25 Agosto 2014
Quando se trata de uso da força militar, os americanos tendem a se dividir em dois grupos: aqueles que querem usar uma força esmagadora para derrotar os inimigos e aqueles que se opõem ao uso da força por alguma ou outra razão.
Os beligerantes conservadores e Hollywood estão no primeiro grupo – quanto maiores forem as bombas, melhor. Estes apoiariam o pedido do presidente Franklin D. Roosevelt por uma rendição incondicional durante a Segunda Guerra Mundial.
No segundo grupo estão os que se opõem a qualquer ação militar (os pacifistas) e os que acham que nenhum americano deveria morrer ajudando algum país estrangeiro (os isolacionistas). Os dois não acham que o governo faça um bom uso da força.
O comentário é de Thomas Reese, jornalista e padre jesuíta, em artigo publicado por National Catholic Reporter, 22-08-2014. A tradução é de Isaque Gomes Correa.
O uso limitado da força é evitado por ambos os lados. Os realistas da política externa, por outro lado, consideram a força militar como simplesmente uma entre muitas ferramentas de se fazer política. Portanto, o presidente John F. Kennedy poderia ameaçar os russos durante a crise dos mísseis cubana a partir da Turquia em troca da retirada dos mísseis russos do país caribenho.
Os beligerantes criticaram o presidente George H.W. Bush, outro realista, por não permitir que nossas tropas tomassem Bagdá. Queriam a vitória total, enquanto que os pacifistas se oponham a toda violência. Bush, por outro lado, tinha objetivos limitados: desfazer as intenções do Iraque quanto ao Kuwait.
O uso limitado da força é uma venda forçada dentro da democracia. As pessoas não querem que seus filhos morram por objetivos limitados de política externa. Estas mortes só têm significado se as pessoas estiverem defendendo o nosso país ou morrendo por princípios nobres (liberdade, etc.).
Os franceses resolveram este problema ao ter a Legião Estrangeira Francesa, um exército composto de estrangeiros dispensáveis. Os EUA tentaram uma solução para este problema enchendo o exército com pobres e minorias com baixa escolaridade.

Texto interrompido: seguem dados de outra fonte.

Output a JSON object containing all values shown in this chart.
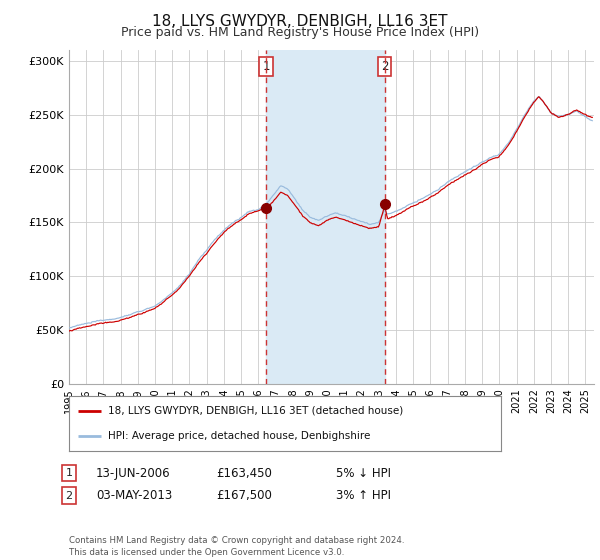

É este contexto o que torna tão difícil para os americanos compreenderem a posição do Vaticano sobre o uso da força militar, que se baseia na teoria da guerra justa.
O Vaticano parte de uma pressuposição a respeito da guerra: a guerra só pode ser o último recurso, depois que todas as outras possibilidades se esgotaram. Primeiro deve-se tentar a diplomacia e reconciliação. Mas o “último recurso” não significa “nunca”.
Fazer guerra exige uma causa justa, tal como defender-se ou defender alguém de uma agressão injusta. Mas nem toda a causa justa é desculpa para o uso do poder militar. Além de uma causa justa, a intervenção militar deve causar menos danos do que uma não intervenção. Não devemos destruir uma aldeia para salvá-la. O uso da força militar deve ser proporcional, e todo o possível deve ser feito para evitar casualidades civis.
Os papas João Paulo II e Bento XVI se opuseram às duas guerras do Golfo, e o Papa Francisco se opôs a qualquer intervenção americana na Síria porque não acharam que estas ações preenchiam os critérios exigidos pela doutrina da guerra justa. Pediram um cessar fogo, negociações, diplomacia e reconciliação. Os papas acreditavam que a intervenção militar iria apenas tornar as coisas piores do que já estavam.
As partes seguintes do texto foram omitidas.